Andrew M. Hess Associate Professor of Business Administration
Professor Hess researches and teaches in entrepreneurship and strategy. His teaching interests include social and practical entrepreneurship, as well as business and corporate strategy. In his research, he uses empirical methods to measure and analyze the role the individual plays in facilitating organizational innovation. Prior to joining W&L he worked for six years as an Assistant Professor of Business Strategy at the McIntire School of Commerce at the University of Virginia.

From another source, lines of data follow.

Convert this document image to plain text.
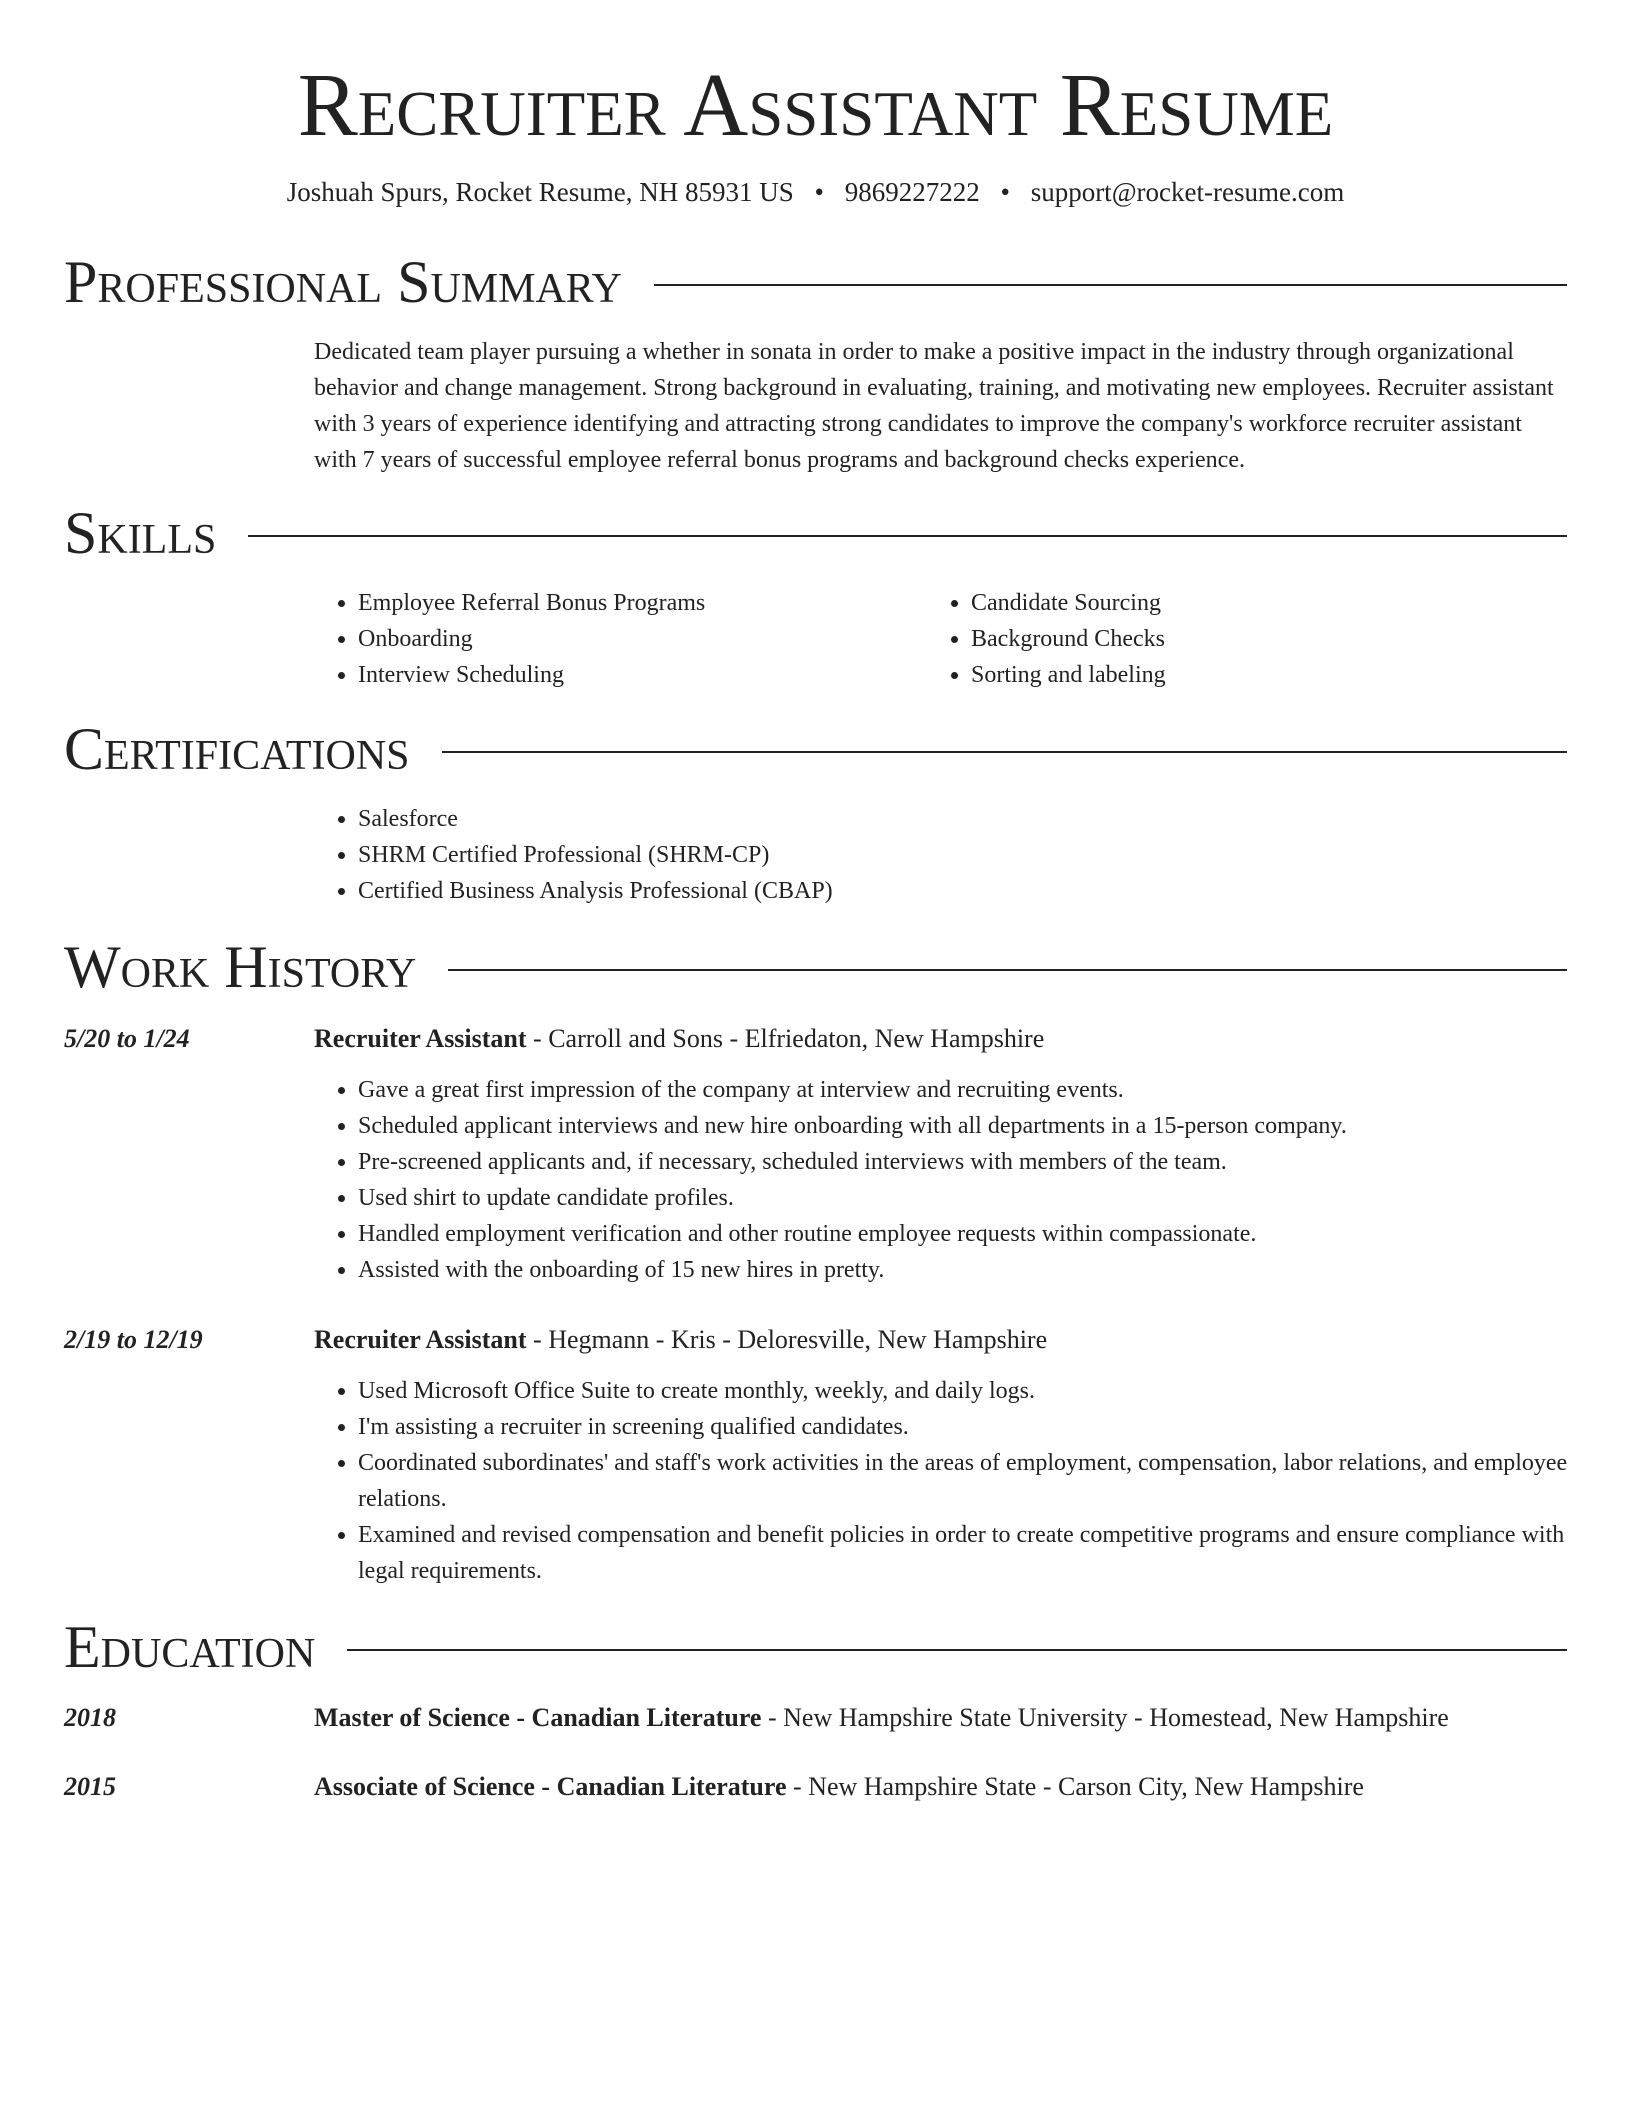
Recruiter Assistant Resume
Joshuah Spurs, Rocket Resume, NH 85931 US • 9869227222 • support@rocket-resume.com
Professional Summary

Dedicated team player pursuing a whether in sonata in order to make a positive impact in the industry through organizational behavior and change management. Strong background in evaluating, training, and motivating new employees. Recruiter assistant with 3 years of experience identifying and attracting strong candidates to improve the company's workforce recruiter assistant with 7 years of successful employee referral bonus programs and background checks experience.

Skills
• Employee Referral Bonus Programs
• Onboarding
• Interview Scheduling
• Candidate Sourcing
• Background Checks
• Sorting and labeling
Certifications
• Salesforce
• SHRM Certified Professional (SHRM-CP)
• Certified Business Analysis Professional (CBAP)
Work History
5/20 to 1/24	Recruiter Assistant - Carroll and Sons - Elfriedaton, New Hampshire
• Gave a great first impression of the company at interview and recruiting events.
• Scheduled applicant interviews and new hire onboarding with all departments in a 15-person company.
• Pre-screened applicants and, if necessary, scheduled interviews with members of the team.
• Used shirt to update candidate profiles.
• Handled employment verification and other routine employee requests within compassionate.
• Assisted with the onboarding of 15 new hires in pretty.
2/19 to 12/19	Recruiter Assistant - Hegmann - Kris - Deloresville, New Hampshire
• Used Microsoft Office Suite to create monthly, weekly, and daily logs.
• I'm assisting a recruiter in screening qualified candidates.
• Coordinated subordinates' and staff's work activities in the areas of employment, compensation, labor relations, and employee relations.
• Examined and revised compensation and benefit policies in order to create competitive programs and ensure compliance with legal requirements.
Education
2018	Master of Science - Canadian Literature - New Hampshire State University - Homestead, New Hampshire
2015	Associate of Science - Canadian Literature - New Hampshire State - Carson City, New Hampshire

Professor Hess’ research has appeared in the Proceedings of the National Academy of Sciences, Strategic Management Journal, Organization Science, IEEE – Transactions on Engineering Management, MIT Sloan Management Review, and The Wall Street Journal. Based on his research, he was awarded the 2008 Alfred P. Sloan Foundation’s Industry Studies award for the best paper prize. While working toward his Ph.D., Professor Hess was also awarded a Kauffman Foundation Dissertation Fellowship. Professor Hess is a graduate of Georgia Tech, where he received several awards for his teaching. Before his Ph.D. education, he worked in banking at Fleet National Bank and Silicon Valley Bank.

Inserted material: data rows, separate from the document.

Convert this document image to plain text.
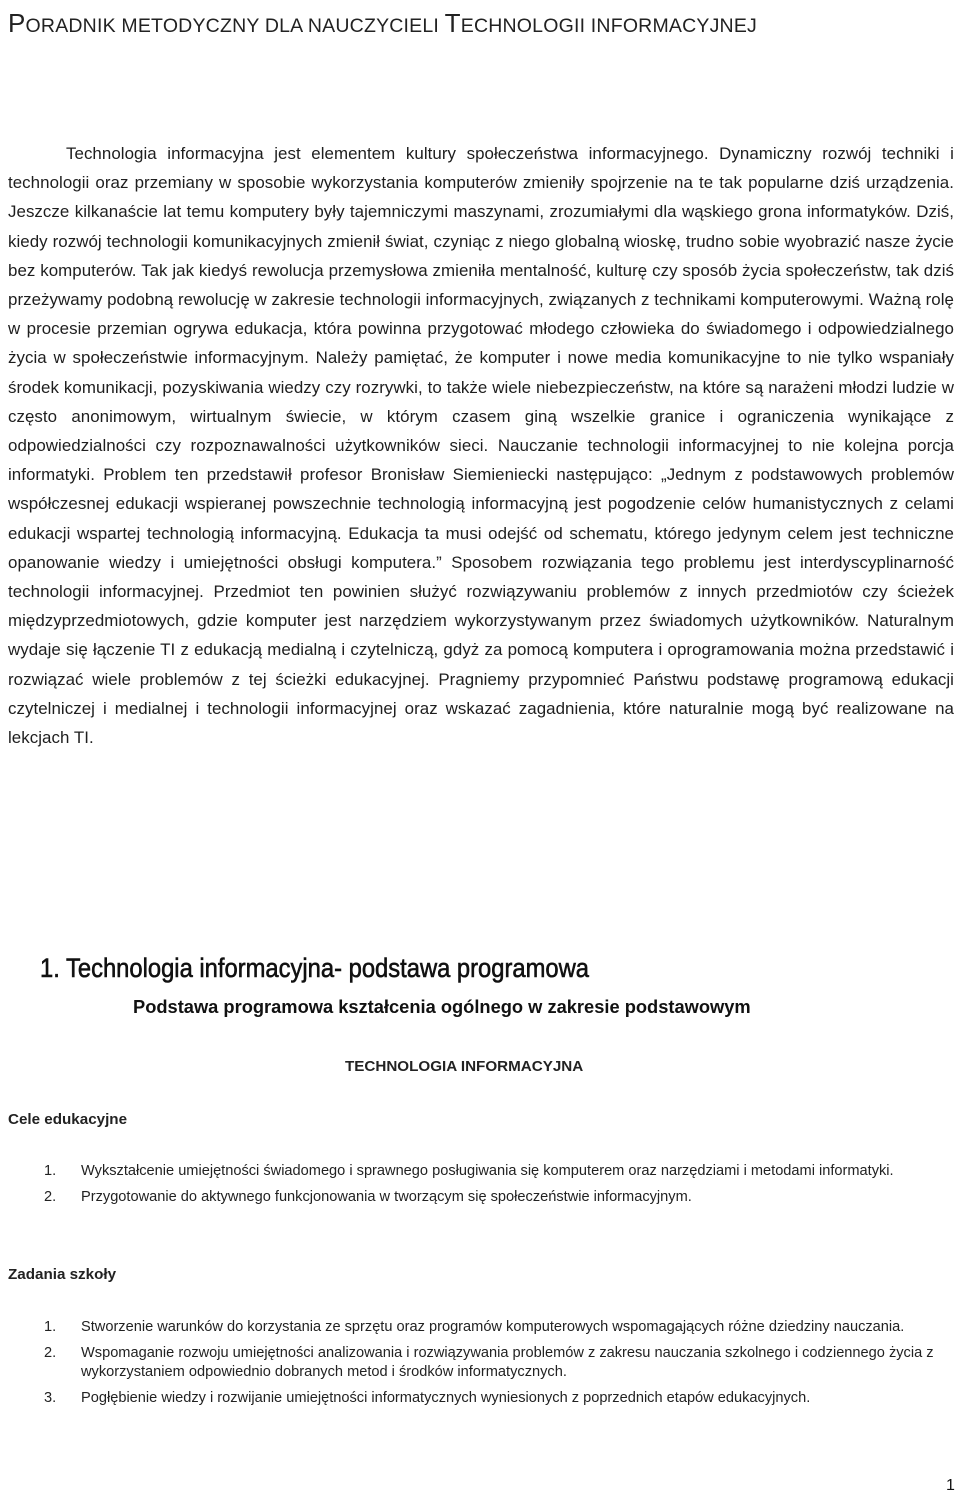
PORADNIK METODYCZNY DLA NAUCZYCIELI TECHNOLOGII INFORMACYJNEJ

Technologia informacyjna jest elementem kultury społeczeństwa informacyjnego. Dynamiczny rozwój techniki i technologii oraz przemiany w sposobie wykorzystania komputerów zmieniły spojrzenie na te tak popularne dziś urządzenia. Jeszcze kilkanaście lat temu komputery były tajemniczymi maszynami, zrozumiałymi dla wąskiego grona informatyków. Dziś, kiedy rozwój technologii komunikacyjnych zmienił świat, czyniąc z niego globalną wioskę, trudno sobie wyobrazić nasze życie bez komputerów. Tak jak kiedyś rewolucja przemysłowa zmieniła mentalność, kulturę czy sposób życia społeczeństw, tak dziś przeżywamy podobną rewolucję w zakresie technologii informacyjnych, związanych z technikami komputerowymi. Ważną rolę w procesie przemian ogrywa edukacja, która powinna przygotować młodego człowieka do świadomego i odpowiedzialnego życia w społeczeństwie informacyjnym. Należy pamiętać, że komputer i nowe media komunikacyjne to nie tylko wspaniały środek komunikacji, pozyskiwania wiedzy czy rozrywki, to także wiele niebezpieczeństw, na które są narażeni młodzi ludzie w często anonimowym, wirtualnym świecie, w którym czasem giną wszelkie granice i ograniczenia wynikające z odpowiedzialności czy rozpoznawalności użytkowników sieci. Nauczanie technologii informacyjnej to nie kolejna porcja informatyki. Problem ten przedstawił profesor Bronisław Siemieniecki następująco: „Jednym z podstawowych problemów współczesnej edukacji wspieranej powszechnie technologią informacyjną jest pogodzenie celów humanistycznych z celami edukacji wspartej technologią informacyjną. Edukacja ta musi odejść od schematu, którego jedynym celem jest techniczne opanowanie wiedzy i umiejętności obsługi komputera.” Sposobem rozwiązania tego problemu jest interdyscyplinarność technologii informacyjnej. Przedmiot ten powinien służyć rozwiązywaniu problemów z innych przedmiotów czy ścieżek międzyprzedmiotowych, gdzie komputer jest narzędziem wykorzystywanym przez świadomych użytkowników. Naturalnym wydaje się łączenie TI z edukacją medialną i czytelniczą, gdyż za pomocą komputera i oprogramowania można przedstawić i rozwiązać wiele problemów z tej ścieżki edukacyjnej. Pragniemy przypomnieć Państwu podstawę programową edukacji czytelniczej i medialnej i technologii informacyjnej oraz wskazać zagadnienia, które naturalnie mogą być realizowane na lekcjach TI.

1. Technologia informacyjna- podstawa programowa
Podstawa programowa kształcenia ogólnego w zakresie podstawowym
TECHNOLOGIA INFORMACYJNA
Cele edukacyjne
1. Wykształcenie umiejętności świadomego i sprawnego posługiwania się komputerem oraz narzędziami i metodami informatyki.
2. Przygotowanie do aktywnego funkcjonowania w tworzącym się społeczeństwie informacyjnym.
Zadania szkoły
1. Stworzenie warunków do korzystania ze sprzętu oraz programów komputerowych wspomagających różne dziedziny nauczania.
2. Wspomaganie rozwoju umiejętności analizowania i rozwiązywania problemów z zakresu nauczania szkolnego i codziennego życia z wykorzystaniem odpowiednio dobranych metod i środków informatycznych.
3. Pogłębienie wiedzy i rozwijanie umiejętności informatycznych wyniesionych z poprzednich etapów edukacyjnych.
1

Ph.D., Strategic Management, Georgia Institute of Technology (2008)
M.B.A., Texas A&M University (2003)
B.A., Economics, Washington and Lee University (1997)
“When Are Assets Complementary? Star Scientists, Strategic Alliances and Innovation in the Pharmaceutical Industry,” Strategic Management Journal, 2011 (with F. T. Rothaermel).
“Intellectual Human Capital and the Diffusion of Biotechnology: Trends and Patterns, 1974-2006,” IEEE – Transactions on Engineering Management, 2011 (with F. T. Rothaermel).
“Combining Innovation Strategies,” MIT Sloan Management Review, 2010 (with F. T. Rothaermel).
“Finding an Innovation Strategy that Works,” The Wall Street Journal and MIT Sloan Management Review [joint publication], 2009 (with F. T. Rothaermel).
“Building Dynamic Capabilities: Innovation Driven by Individual, Firm, and Network Level Effects,” Organization Science, 2007 (with F. T. Rothaermel).